1111. Je crains que certaines âmes n’aient, après la mort, des défauts, des imperfections dans leur amour pour Dieu, dans leur justice et dans leur sagesse, qu’elles n’aiment pas Dieu de tout coeur et que leur justice soit encore trop mesquine, leur connaissance trop obscure, et qu’elle ne reste obscure tant qu’elles ne verront pas Dieu en plein midi. Leur coeur n’est peut-être pas parfaitement circoncis, ou peut-être est-il encore inexpérimenté dans la foi et leur regard n’est peut-être pas encore totalement purifié. Les impuretés qu’elles ont dans leurs yeux les empêchent ainsi de voir Dieu face à face.
1212. C’est pourquoi je crois qu’elles peuvent encore être chargées de quelques oeuvres, de quelques pensées ou quelques désirs qui contiennent du bois, du foin, du chaume, que le feu doit embraser et consumer, car la foi vivante et sa parole n’ont rien de commun avec le chaume, d’après ce qu’en dit Jérémie : « Qu’y a-t-il de commun entre le chaume et le feu (Jr 23,28-29) ? ». Il se peut qu’il y ait des âmes (et je crois qu’elles sont nombreuses) qui voient leur foi, leur amour, leur justice augmenter, croître, et qu’elles ont ceci en commun avec nous qu’elles aspirent à Dieu, désirent ardemment pouvoir voir Dieu d’un oeil purifié, pouvoir l’aimer du fond du coeur.
1313. Mais de tout ceci, rien ne se produit tant que l’on n’a pas frotté les yeux, qu’on ne les a pas nettoyés pour en ôter toutes les créatures, les ténèbres environnantes ou la grossièreté.
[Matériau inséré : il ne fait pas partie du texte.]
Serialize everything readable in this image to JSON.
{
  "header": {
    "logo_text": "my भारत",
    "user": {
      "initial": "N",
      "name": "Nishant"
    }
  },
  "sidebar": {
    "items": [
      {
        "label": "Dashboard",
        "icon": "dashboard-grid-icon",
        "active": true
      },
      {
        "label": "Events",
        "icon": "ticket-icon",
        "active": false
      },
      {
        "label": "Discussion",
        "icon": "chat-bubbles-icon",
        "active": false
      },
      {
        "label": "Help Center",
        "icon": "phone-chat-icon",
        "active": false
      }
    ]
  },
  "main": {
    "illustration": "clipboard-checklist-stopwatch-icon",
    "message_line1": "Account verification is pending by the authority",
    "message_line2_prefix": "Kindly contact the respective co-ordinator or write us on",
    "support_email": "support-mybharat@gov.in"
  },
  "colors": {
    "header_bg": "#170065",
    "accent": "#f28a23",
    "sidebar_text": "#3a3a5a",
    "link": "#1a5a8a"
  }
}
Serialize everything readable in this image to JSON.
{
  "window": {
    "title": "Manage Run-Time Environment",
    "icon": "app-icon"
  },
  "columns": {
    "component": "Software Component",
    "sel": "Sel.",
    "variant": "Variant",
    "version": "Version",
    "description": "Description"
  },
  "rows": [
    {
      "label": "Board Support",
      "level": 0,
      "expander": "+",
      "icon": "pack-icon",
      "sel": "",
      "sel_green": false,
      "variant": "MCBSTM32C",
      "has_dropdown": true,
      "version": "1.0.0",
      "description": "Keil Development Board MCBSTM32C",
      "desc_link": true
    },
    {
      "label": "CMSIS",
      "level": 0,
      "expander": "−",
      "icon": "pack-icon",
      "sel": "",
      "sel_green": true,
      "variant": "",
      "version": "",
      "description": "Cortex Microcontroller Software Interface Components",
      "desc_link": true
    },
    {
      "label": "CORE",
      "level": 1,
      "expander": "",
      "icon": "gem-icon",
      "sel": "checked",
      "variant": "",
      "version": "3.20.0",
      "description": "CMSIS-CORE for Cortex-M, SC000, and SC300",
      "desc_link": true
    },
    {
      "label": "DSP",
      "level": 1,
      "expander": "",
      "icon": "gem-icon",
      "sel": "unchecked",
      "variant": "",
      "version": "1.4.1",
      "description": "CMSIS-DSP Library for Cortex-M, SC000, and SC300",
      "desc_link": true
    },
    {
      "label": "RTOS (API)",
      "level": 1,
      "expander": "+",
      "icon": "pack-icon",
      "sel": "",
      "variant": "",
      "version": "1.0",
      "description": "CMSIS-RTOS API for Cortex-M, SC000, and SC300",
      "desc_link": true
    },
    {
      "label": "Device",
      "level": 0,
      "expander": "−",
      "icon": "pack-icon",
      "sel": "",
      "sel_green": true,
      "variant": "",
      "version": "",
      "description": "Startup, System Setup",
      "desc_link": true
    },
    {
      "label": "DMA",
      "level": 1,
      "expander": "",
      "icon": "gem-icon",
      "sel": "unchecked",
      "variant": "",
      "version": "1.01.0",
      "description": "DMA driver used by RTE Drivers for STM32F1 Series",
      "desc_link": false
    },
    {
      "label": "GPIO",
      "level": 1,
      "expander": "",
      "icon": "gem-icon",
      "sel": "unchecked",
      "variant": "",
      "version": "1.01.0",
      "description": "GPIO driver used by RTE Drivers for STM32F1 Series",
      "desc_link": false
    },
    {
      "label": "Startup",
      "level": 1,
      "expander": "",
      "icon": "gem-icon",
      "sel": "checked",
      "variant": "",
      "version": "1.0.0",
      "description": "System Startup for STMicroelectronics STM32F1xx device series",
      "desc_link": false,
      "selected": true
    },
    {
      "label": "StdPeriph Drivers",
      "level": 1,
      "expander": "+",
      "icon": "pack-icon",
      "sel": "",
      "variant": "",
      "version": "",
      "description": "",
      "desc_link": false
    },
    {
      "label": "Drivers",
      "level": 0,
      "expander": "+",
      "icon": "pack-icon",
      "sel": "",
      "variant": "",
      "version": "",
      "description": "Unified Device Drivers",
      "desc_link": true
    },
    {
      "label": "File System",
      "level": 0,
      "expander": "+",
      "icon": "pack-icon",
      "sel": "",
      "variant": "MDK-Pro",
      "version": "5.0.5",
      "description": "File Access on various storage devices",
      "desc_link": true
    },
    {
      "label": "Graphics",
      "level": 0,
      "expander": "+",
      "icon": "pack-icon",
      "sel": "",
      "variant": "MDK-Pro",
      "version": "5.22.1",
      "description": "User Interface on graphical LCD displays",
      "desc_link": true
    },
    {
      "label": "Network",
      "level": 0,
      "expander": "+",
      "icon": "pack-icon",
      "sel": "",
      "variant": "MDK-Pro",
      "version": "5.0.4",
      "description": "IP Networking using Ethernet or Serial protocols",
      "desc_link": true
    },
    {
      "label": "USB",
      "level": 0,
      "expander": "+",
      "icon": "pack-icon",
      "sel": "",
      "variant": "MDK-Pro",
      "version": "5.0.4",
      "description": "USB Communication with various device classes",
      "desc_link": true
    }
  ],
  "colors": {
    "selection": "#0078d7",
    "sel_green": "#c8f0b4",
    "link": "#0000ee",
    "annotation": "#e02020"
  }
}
Car lorsqu’un oeil est gêné par une poussière, il ne peut voir Dieu ; de même si quelque chose entrave le regard, on ne peut voir le soleil. Il en va de même de l’amour : personne ne peut aimer Dieu si ce n’est du fond du coeur, de toute son âme et de toutes ses forces. C’est cet amour que Dieu demande et pas un autre. Par conséquent, aucune âme ne peut aimer Dieu comme il se doit, du fait de l’amour qu’elle se porte à elle-même ou qui l’attache à d’autres créatures.
1414. Or, les âmes (celles qui sont mortes en Christ) aimeraient bien voir en plein midi et aimer de tout coeur, et souhaitent que Dieu les comble de sa plénitude. Voilà ce à quoi elles aspirent, ce qu’ardemment elles désirent ; ainsi elles s’abandonnent, impuissantes, et ce désir impuissant les fait ressembler à ces arbres abattus ou consumés dont le feuillage, la mousse, l’écorce, se détachent, dont les troncs se décortiquent et s’offrent, clairs et blancs, à la lumière ; car on ne peut en douter : cette passion ardente, fervente pour Dieu, est en nous comme un feu qui nous fait haïr, abhorrer notre propre âme, le monde et tout ce qui est du monde, au point que nos forces, notre sagesse, nos désirs et nos oeuvres nous deviennent autant d’ennemis que nous redoutons et que nous voulons sans cesse fuir. Ainsi, cette passion est en nous comme un feu purificateur qui, par la haine de notre propre âme, digère, réduit à néant tout ce qui est en nous.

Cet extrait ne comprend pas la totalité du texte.